For trip planning: Caltopo, Waymarked Trails, and GoogleEarth are my primary tools. Each has pluses and minuses. Caltopo has a lot of different map sources, fire history, slope angle shading and so forth. It also has the handy "snap to" feature for laying down potential routes following OpenStreetMap lines. Until extremely recently, it did not have nested folders for organizing your maps; they just added that feature which is very useful. A major downside is editing individual track points is very tedious. It is easy to use street-view in CT and I do that a lot to help determine whether things shown in the map are actually there on the ground, stores for instance, or whether a potential trail access point is public or blocked by a private gate. CT also allows you to cut and join route segments, which inexplicably, GoogleEarth does not.
Waymarked Trails is a very good source for finding established routes in Europe, but less so in the US. You can download gpx tracks easily from the site.
I use GoogleEarth for vetting planned routes. Its Terrain view of satellite imaginary an be very helpful in planning fine details on routes, particularly in making educated guesses as to whether an off-trail route might go or not. It is very easy to edit points in GE and they have long supported nested folder data organization. GE also has historic satellite imagery which is useful as sometimes current imagery of a potential route may be cloud or snow covered.

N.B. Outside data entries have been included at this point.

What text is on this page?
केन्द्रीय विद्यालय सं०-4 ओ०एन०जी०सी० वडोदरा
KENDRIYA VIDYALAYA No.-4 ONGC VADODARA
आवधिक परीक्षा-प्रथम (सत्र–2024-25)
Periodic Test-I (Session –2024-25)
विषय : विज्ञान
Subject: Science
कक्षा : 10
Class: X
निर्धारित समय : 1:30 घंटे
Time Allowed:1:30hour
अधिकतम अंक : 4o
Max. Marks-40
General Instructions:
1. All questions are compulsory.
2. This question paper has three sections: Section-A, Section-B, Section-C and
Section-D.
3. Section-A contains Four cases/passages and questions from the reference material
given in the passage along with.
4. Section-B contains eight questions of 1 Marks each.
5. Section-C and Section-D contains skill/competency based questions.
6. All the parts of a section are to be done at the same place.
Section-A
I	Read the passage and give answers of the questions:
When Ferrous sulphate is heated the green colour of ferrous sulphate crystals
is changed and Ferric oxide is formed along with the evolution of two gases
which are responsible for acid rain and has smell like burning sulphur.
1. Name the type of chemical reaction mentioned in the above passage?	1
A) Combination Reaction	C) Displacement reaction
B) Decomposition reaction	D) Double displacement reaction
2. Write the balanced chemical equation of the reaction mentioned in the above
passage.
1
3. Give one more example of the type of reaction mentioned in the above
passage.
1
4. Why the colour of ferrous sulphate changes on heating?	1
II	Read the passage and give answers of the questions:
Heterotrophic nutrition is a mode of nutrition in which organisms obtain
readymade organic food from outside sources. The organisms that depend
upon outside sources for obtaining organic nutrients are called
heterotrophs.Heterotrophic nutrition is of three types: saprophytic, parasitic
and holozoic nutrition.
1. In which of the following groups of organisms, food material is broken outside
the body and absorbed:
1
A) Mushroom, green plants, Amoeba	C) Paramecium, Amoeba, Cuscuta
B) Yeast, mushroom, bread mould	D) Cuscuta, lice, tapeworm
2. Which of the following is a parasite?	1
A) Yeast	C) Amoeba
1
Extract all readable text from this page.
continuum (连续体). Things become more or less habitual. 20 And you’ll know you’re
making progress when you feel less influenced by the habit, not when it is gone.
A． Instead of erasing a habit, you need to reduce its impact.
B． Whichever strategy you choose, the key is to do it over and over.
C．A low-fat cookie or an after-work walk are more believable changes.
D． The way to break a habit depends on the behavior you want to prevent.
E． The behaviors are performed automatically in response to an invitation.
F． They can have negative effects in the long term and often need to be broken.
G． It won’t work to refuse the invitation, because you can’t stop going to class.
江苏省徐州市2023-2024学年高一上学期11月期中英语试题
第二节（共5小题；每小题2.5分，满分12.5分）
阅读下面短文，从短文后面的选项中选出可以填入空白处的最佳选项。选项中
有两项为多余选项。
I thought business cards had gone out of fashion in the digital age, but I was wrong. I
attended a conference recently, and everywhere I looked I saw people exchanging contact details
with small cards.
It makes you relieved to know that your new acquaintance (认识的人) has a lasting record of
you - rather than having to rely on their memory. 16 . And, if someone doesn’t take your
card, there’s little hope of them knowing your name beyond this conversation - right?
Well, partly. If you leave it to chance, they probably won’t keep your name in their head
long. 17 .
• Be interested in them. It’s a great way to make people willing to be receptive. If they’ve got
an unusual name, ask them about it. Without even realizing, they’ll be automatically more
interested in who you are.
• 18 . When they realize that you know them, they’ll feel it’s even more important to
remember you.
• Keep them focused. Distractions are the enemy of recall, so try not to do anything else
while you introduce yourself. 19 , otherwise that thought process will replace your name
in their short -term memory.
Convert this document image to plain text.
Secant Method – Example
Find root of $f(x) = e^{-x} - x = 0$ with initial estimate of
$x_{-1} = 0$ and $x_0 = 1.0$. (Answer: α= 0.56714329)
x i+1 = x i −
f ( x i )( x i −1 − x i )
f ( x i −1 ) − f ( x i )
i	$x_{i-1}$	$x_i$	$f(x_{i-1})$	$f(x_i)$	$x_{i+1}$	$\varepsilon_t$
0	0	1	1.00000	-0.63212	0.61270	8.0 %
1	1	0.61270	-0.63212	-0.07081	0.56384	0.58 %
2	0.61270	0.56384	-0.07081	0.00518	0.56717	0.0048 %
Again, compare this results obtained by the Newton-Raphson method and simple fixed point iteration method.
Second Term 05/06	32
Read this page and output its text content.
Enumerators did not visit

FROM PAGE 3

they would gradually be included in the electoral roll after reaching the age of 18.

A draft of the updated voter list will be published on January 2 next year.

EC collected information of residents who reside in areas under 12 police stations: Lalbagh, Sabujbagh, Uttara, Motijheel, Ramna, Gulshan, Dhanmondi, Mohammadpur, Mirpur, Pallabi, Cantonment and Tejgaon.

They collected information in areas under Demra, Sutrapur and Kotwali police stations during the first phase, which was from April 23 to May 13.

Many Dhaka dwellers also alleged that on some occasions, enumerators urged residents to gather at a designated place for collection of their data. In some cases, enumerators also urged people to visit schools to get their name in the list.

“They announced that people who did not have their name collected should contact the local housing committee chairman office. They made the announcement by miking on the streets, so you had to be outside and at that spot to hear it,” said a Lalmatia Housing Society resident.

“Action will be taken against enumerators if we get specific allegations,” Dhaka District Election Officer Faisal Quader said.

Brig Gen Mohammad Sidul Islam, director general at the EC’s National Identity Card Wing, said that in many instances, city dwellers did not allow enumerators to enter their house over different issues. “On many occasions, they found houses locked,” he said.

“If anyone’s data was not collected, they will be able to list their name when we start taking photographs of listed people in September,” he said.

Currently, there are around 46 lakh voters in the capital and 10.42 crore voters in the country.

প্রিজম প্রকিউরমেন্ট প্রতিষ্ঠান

When designing a route, I primarily use both CT and GE, transferring files back and forth between the two applications as I refine the data to my satisfaction.
In the field, we mostly use Gaia as our basic navigational tool, but rarely use it for planning purposes. Its download maps to track feature is very handy for quickly and easily building a multi-hundred mile route as an off-line database to carry with you in the field.